Nel giorno in cui a Tunisi si apre e si chiude la conferenza internazionale sulla Siria (“Amici della Siria”, pensa i nemici…) il New York Times pubblica un resoconto delle divisioni interne alle varie anime dell’opposizione siriana.
Abbiamo sempre detto e scritto che dopo quasi mezzo secolo di dittatura e di limitazione dei diritti fondamentali, è difficile immaginarci uno scenario diverso. Né si può chiedere agli oppositori e dissidenti, all’estero e in patria, di unirsi e andare d’accordo con la bacchetta magica.
Eppure, il dramma vissuto dai siriani in molte regioni del Paese dovrebbe imporre ai vari leader delle varie correnti dell’opposizione di trovare presto dei modi diversi da quelli finora individuati per affrontare la questione politica dall’esterno.

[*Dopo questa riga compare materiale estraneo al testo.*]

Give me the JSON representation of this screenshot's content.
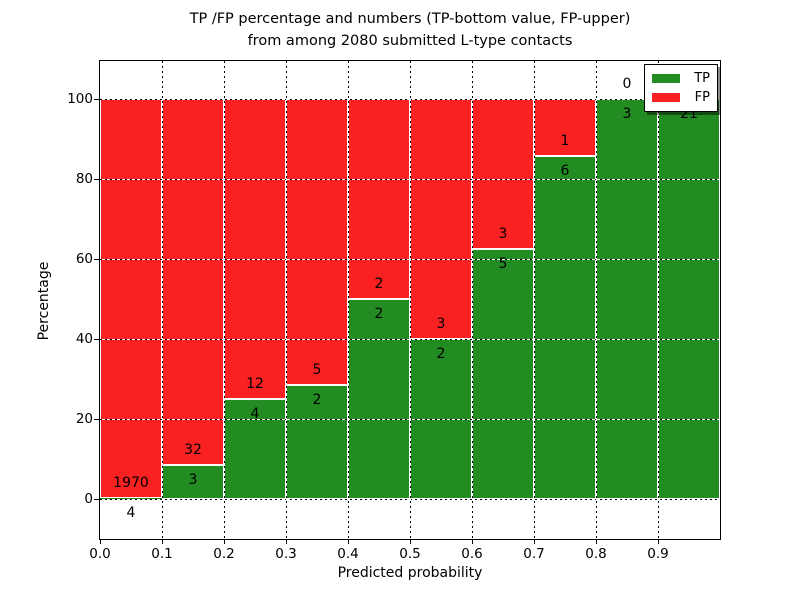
{
  "title": {
    "line1": "TP /FP percentage and numbers (TP-bottom value, FP-upper)",
    "line2": "from among 2080 submitted L-type contacts"
  },
  "axes": {
    "xlabel": "Predicted probability",
    "ylabel": "Percentage",
    "xticks": [
      "0.0",
      "0.1",
      "0.2",
      "0.3",
      "0.4",
      "0.5",
      "0.6",
      "0.7",
      "0.8",
      "0.9"
    ],
    "yticks": [
      "0",
      "20",
      "40",
      "60",
      "80",
      "100"
    ]
  },
  "legend": {
    "items": [
      {
        "label": "TP",
        "color": "#228b22"
      },
      {
        "label": "FP",
        "color": "#f92121"
      }
    ],
    "position": "upper right"
  },
  "colors": {
    "tp": "#228b22",
    "fp": "#f92121",
    "background": "#ffffff",
    "text": "#000000",
    "bar_edge": "#ffffff"
  },
  "chart_data": {
    "type": "bar",
    "stacked": true,
    "title": "TP /FP percentage and numbers (TP-bottom value, FP-upper) from among 2080 submitted L-type contacts",
    "xlabel": "Predicted probability",
    "ylabel": "Percentage",
    "categories": [
      "0.0",
      "0.1",
      "0.2",
      "0.3",
      "0.4",
      "0.5",
      "0.6",
      "0.7",
      "0.8",
      "0.9"
    ],
    "bin_width": 0.1,
    "xlim": [
      0.0,
      1.0
    ],
    "ylim": [
      -10,
      110
    ],
    "grid": true,
    "legend_position": "upper right",
    "series": [
      {
        "name": "TP",
        "color": "#228b22",
        "values": [
          4,
          3,
          4,
          2,
          2,
          2,
          5,
          6,
          3,
          21
        ]
      },
      {
        "name": "FP",
        "color": "#f92121",
        "values": [
          1970,
          32,
          12,
          5,
          2,
          3,
          3,
          1,
          0,
          0
        ]
      }
    ],
    "tp_percent": [
      0.2,
      8.6,
      25.0,
      28.6,
      50.0,
      40.0,
      62.5,
      85.7,
      100.0,
      100.0
    ],
    "fp_percent": [
      99.8,
      91.4,
      75.0,
      71.4,
      50.0,
      60.0,
      37.5,
      14.3,
      0.0,
      0.0
    ],
    "fp_label_visible": [
      true,
      true,
      true,
      true,
      true,
      true,
      true,
      true,
      true,
      false
    ],
    "total_contacts": 2080
  }
}
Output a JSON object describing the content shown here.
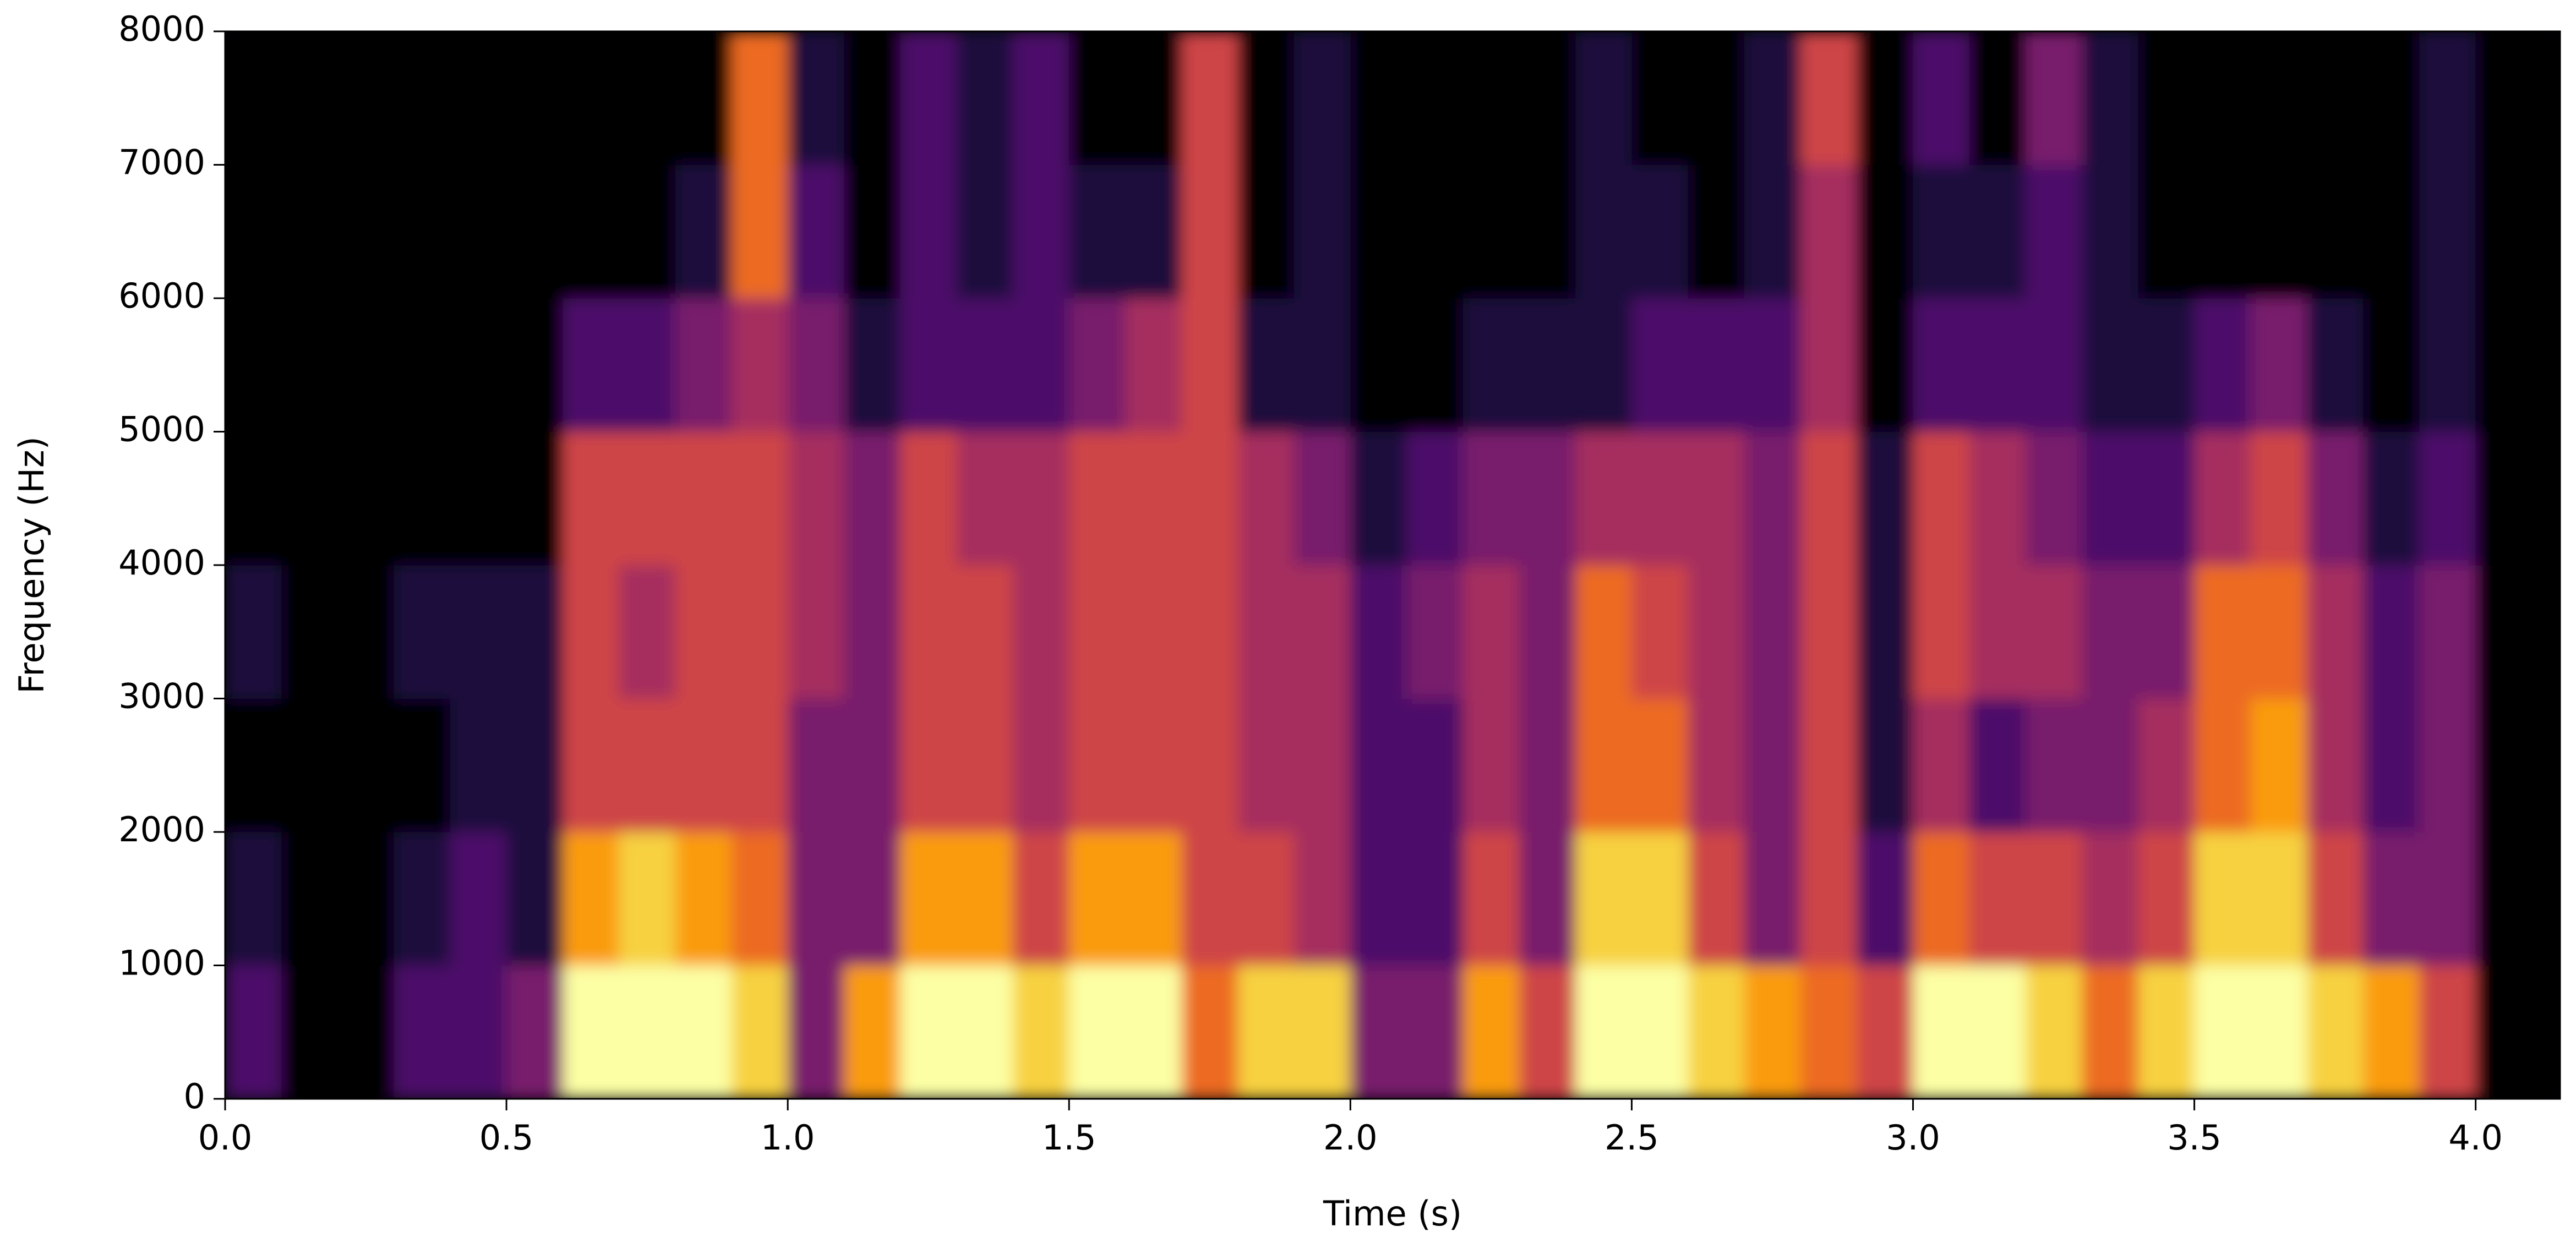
{
  "chart_data": {
    "type": "heatmap",
    "xlabel": "Time (s)",
    "ylabel": "Frequency (Hz)",
    "colormap": "inferno",
    "zlim": [
      0,
      9
    ],
    "xlim": [
      0,
      4.15
    ],
    "ylim": [
      0,
      8000
    ],
    "xticks": [
      {
        "value": 0,
        "label": "0.0"
      },
      0.5,
      {
        "value": 1,
        "label": "1.0"
      },
      1.5,
      {
        "value": 2,
        "label": "2.0"
      },
      2.5,
      {
        "value": 3,
        "label": "3.0"
      },
      3.5,
      {
        "value": 4,
        "label": "4.0"
      }
    ],
    "yticks": [
      0,
      1000,
      2000,
      3000,
      4000,
      5000,
      6000,
      7000,
      8000
    ],
    "xbins": [
      0,
      0.1,
      0.2,
      0.3,
      0.4,
      0.5,
      0.6,
      0.7,
      0.8,
      0.9,
      1.0,
      1.1,
      1.2,
      1.3,
      1.4,
      1.5,
      1.6,
      1.7,
      1.8,
      1.9,
      2.0,
      2.1,
      2.2,
      2.3,
      2.4,
      2.5,
      2.6,
      2.7,
      2.8,
      2.9,
      3.0,
      3.1,
      3.2,
      3.3,
      3.4,
      3.5,
      3.6,
      3.7,
      3.8,
      3.9,
      4.0,
      4.1,
      4.15
    ],
    "ybins": [
      0,
      1000,
      2000,
      3000,
      4000,
      5000,
      6000,
      7000,
      8000
    ],
    "z": [
      [
        2,
        0,
        0,
        2,
        2,
        3,
        9,
        9,
        9,
        8,
        3,
        7,
        9,
        9,
        8,
        9,
        9,
        6,
        8,
        8,
        3,
        3,
        7,
        5,
        9,
        9,
        8,
        7,
        6,
        5,
        9,
        9,
        8,
        6,
        8,
        9,
        9,
        8,
        7,
        5,
        0,
        0
      ],
      [
        1,
        0,
        0,
        1,
        2,
        1,
        7,
        8,
        7,
        6,
        3,
        3,
        7,
        7,
        5,
        7,
        7,
        5,
        5,
        4,
        2,
        2,
        5,
        3,
        8,
        8,
        5,
        3,
        5,
        2,
        6,
        5,
        5,
        4,
        5,
        8,
        8,
        5,
        3,
        3,
        0,
        0
      ],
      [
        0,
        0,
        0,
        0,
        1,
        1,
        5,
        5,
        5,
        5,
        3,
        3,
        5,
        5,
        4,
        5,
        5,
        5,
        4,
        4,
        2,
        2,
        4,
        3,
        6,
        6,
        4,
        3,
        5,
        1,
        4,
        2,
        3,
        3,
        4,
        6,
        7,
        4,
        2,
        3,
        0,
        0
      ],
      [
        1,
        0,
        0,
        1,
        1,
        1,
        5,
        4,
        5,
        5,
        4,
        3,
        5,
        5,
        4,
        5,
        5,
        5,
        4,
        4,
        2,
        3,
        4,
        3,
        6,
        5,
        4,
        3,
        5,
        1,
        5,
        4,
        4,
        3,
        3,
        6,
        6,
        4,
        2,
        3,
        0,
        0
      ],
      [
        0,
        0,
        0,
        0,
        0,
        0,
        5,
        5,
        5,
        5,
        4,
        3,
        5,
        4,
        4,
        5,
        5,
        5,
        4,
        3,
        1,
        2,
        3,
        3,
        4,
        4,
        4,
        3,
        5,
        1,
        5,
        4,
        3,
        2,
        2,
        4,
        5,
        3,
        1,
        2,
        0,
        0
      ],
      [
        0,
        0,
        0,
        0,
        0,
        0,
        2,
        2,
        3,
        4,
        3,
        1,
        2,
        2,
        2,
        3,
        4,
        5,
        1,
        1,
        0,
        0,
        1,
        1,
        1,
        2,
        2,
        2,
        4,
        0,
        2,
        2,
        2,
        1,
        1,
        2,
        3,
        1,
        0,
        1,
        0,
        0
      ],
      [
        0,
        0,
        0,
        0,
        0,
        0,
        0,
        0,
        1,
        6,
        2,
        0,
        2,
        1,
        2,
        1,
        1,
        5,
        0,
        1,
        0,
        0,
        0,
        0,
        1,
        1,
        0,
        1,
        4,
        0,
        1,
        1,
        2,
        1,
        0,
        0,
        0,
        0,
        0,
        1,
        0,
        0
      ],
      [
        0,
        0,
        0,
        0,
        0,
        0,
        0,
        0,
        0,
        6,
        1,
        0,
        2,
        1,
        2,
        0,
        0,
        5,
        0,
        1,
        0,
        0,
        0,
        0,
        1,
        0,
        0,
        1,
        5,
        0,
        2,
        0,
        3,
        1,
        0,
        0,
        0,
        0,
        0,
        1,
        0,
        0
      ]
    ]
  }
}
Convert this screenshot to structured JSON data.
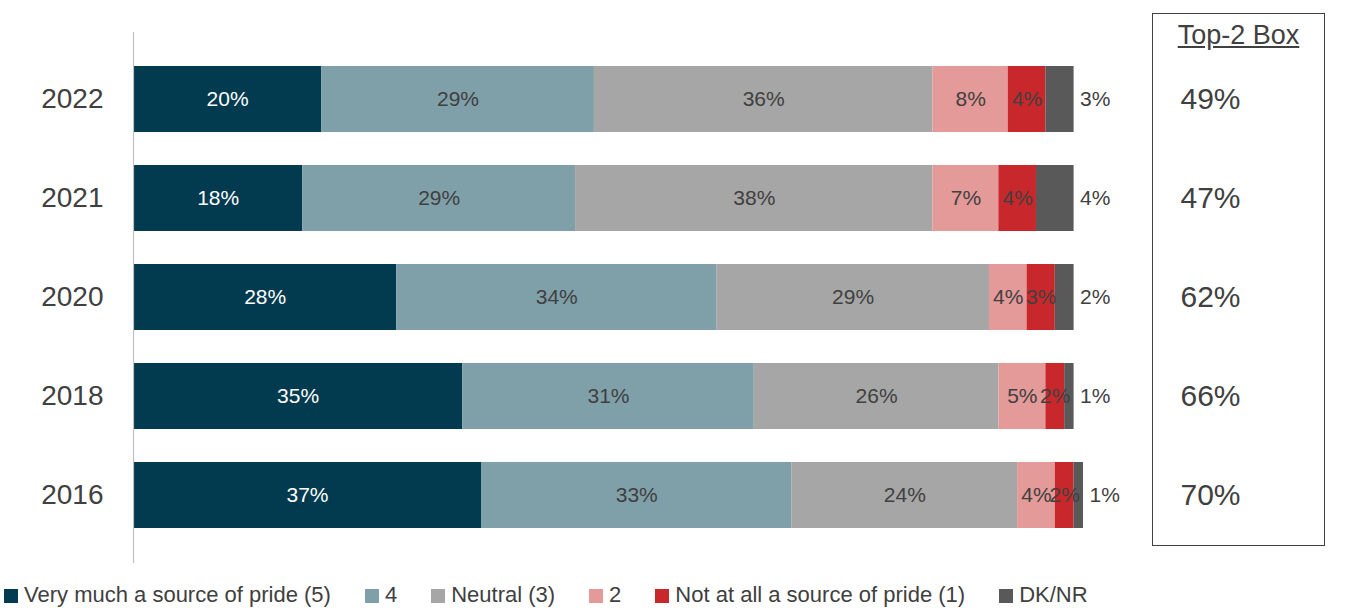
{
  "chart_data": {
    "type": "bar",
    "orientation": "horizontal",
    "stacked": true,
    "data_labels": true,
    "tick_labels": "y",
    "legend": "bottom",
    "categories": [
      "2022",
      "2021",
      "2020",
      "2018",
      "2016"
    ],
    "xlim": [
      0,
      101
    ],
    "series": [
      {
        "name": "Very much a source of pride (5)",
        "color": "#023a4f",
        "values": [
          20,
          18,
          28,
          35,
          37
        ],
        "value_labels": [
          "20%",
          "18%",
          "28%",
          "35%",
          "37%"
        ]
      },
      {
        "name": "4",
        "color": "#7f9fa9",
        "values": [
          29,
          29,
          34,
          31,
          33
        ],
        "value_labels": [
          "29%",
          "29%",
          "34%",
          "31%",
          "33%"
        ]
      },
      {
        "name": "Neutral (3)",
        "color": "#a6a6a6",
        "values": [
          36,
          38,
          29,
          26,
          24
        ],
        "value_labels": [
          "36%",
          "38%",
          "29%",
          "26%",
          "24%"
        ]
      },
      {
        "name": "2",
        "color": "#e39a98",
        "values": [
          8,
          7,
          4,
          5,
          4
        ],
        "value_labels": [
          "8%",
          "7%",
          "4%",
          "5%",
          "4%"
        ]
      },
      {
        "name": "Not at all a source of pride (1)",
        "color": "#c8282b",
        "values": [
          4,
          4,
          3,
          2,
          2
        ],
        "value_labels": [
          "4%",
          "4%",
          "3%",
          "2%",
          "2%"
        ]
      },
      {
        "name": "DK/NR",
        "color": "#595959",
        "values": [
          3,
          4,
          2,
          1,
          1
        ],
        "value_labels": [
          "3%",
          "4%",
          "2%",
          "1%",
          "1%"
        ]
      }
    ],
    "top_2_box": {
      "title": "Top-2 Box",
      "values": [
        49,
        47,
        62,
        66,
        70
      ],
      "value_labels": [
        "49%",
        "47%",
        "62%",
        "66%",
        "70%"
      ]
    }
  }
}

A tal proposito, Neil McFarquhar, responsabile del NYT al Cairo e con una lunga esperienza in Medio Oriente, riporta il parere di Rima Fleihan, attivista prima nel Consiglio nazionale siriano (Cns) di Burhan Ghalioun, da poco uscita dalla formazione.
Nearly a year after the uprising began, the opposition remains a fractious collection of political groups, longtime exiles, grass-roots organizers and armed militants, all deeply divided along ideological, ethnic or sectarian lines, and too disjointed to agree on even the rudiments of a strategy to topple President Bashar al-Assad’s government.
The need to build a united opposition will be the focus of intense discussions at what has been billed as the inaugural meeting of the Friends of Syria. Fostering some semblance of a unified protest movement, possibly under the umbrella of an exile alliance called the Syrian National Council, will be a theme hovering in the background.
The council’s internal divisions have kept Western and Arab governments from recognizing it as a kind of government in exile, and the Tunis summit meeting will probably not change that. Russia, Syria’s main international patron, is avoiding the meeting entirely.
The divisions and shortcomings within the council were fully on display last week when its 10-member executive committee met at the Four Seasons Hotel in Doha, Qatar — its soaring lobby bedecked with roses and other red flowers left over from Valentine’s Day.
The council has been slow on critical issues like recognizing the transformation of the Syrian uprising from a nonviolent movement to an armed insurrection, according to members, diplomats and other analysts.
Aside from representing only about 70 percent of a range of groups opposing Mr. Assad, the council has yet to seriously address melding itself with the increasingly independent internal alliances in Homs and other cities across Syria trapped in an uneven battle for survival, they said, warning that the council runs the risk of being supplanted.
“They were in a constant, ongoing struggle, which delayed anything productive and any real work that should be done for the revolution,” said Rima Fleihan, an activist who crawled through barbed wire fences to Jordan from Syria last September to escape arrest. She was representing Syria’s Local Coordination Committees, an alliance of grass-roots activists, on the council until she quit in frustration this month.
“They fight more than they work,” Ms. Fleihan said. “People are asking why they have failed to achieve any international recognition, why no aid is reaching the people, why are we still being shelled?”
Leggi l’articolo integrale a questo link.
L’articolo del NYT parla si dividioni interne al SNC ma non parla delle altre opposizioni, fra l’altro molto meno legate agli espatriati, ad esempio il CNSCD. Gli americani sono alla ricerca di un “referente unico” e per questo elidono l’esistenza di un altro coordinamento, mi sembra di capire.
E’ vero sul NYT, cambio il titolo. Ma il Cnscd – coordinamento – è già diviso. Mannaa ha creato una sua corrente a parte e rimane Abdel Hazim e pochi altri. Che non sono più legittimi di Ghalioun perché si trovano fisicamente in Siria. E’ tutta una classe politica che è stata incapace di sintonizzarsi con la strada, la stessa che è in rivolta. Chiediamoci perché Abdel Hazim non è stato arrestato negli ultimi mesi. E perché non scende a Mezze o a Midan anche lui. Tutti fratelli musulmani cattivi? A forza di demonizzarli, li si rafforza. Gli americani poi possono voler quel che vogliono ma tanto non si muoveranno di un centimetro.
Certo. Osservavo solo le semplificazioni del NYT.
Visto che accennavi al Cnsdcd ho detto la mia in merito, anche oltre il contenuto dell’articolo del NYT.
Non sono così nette le differenze tra le due formazioni. tra l’altro il CCN è formato da ormai da meno di dieci persone, che hanno un contatto con la strada molto ridotto. Non che il CNS sia migliore, ma non illudiamoci del peso del CCN.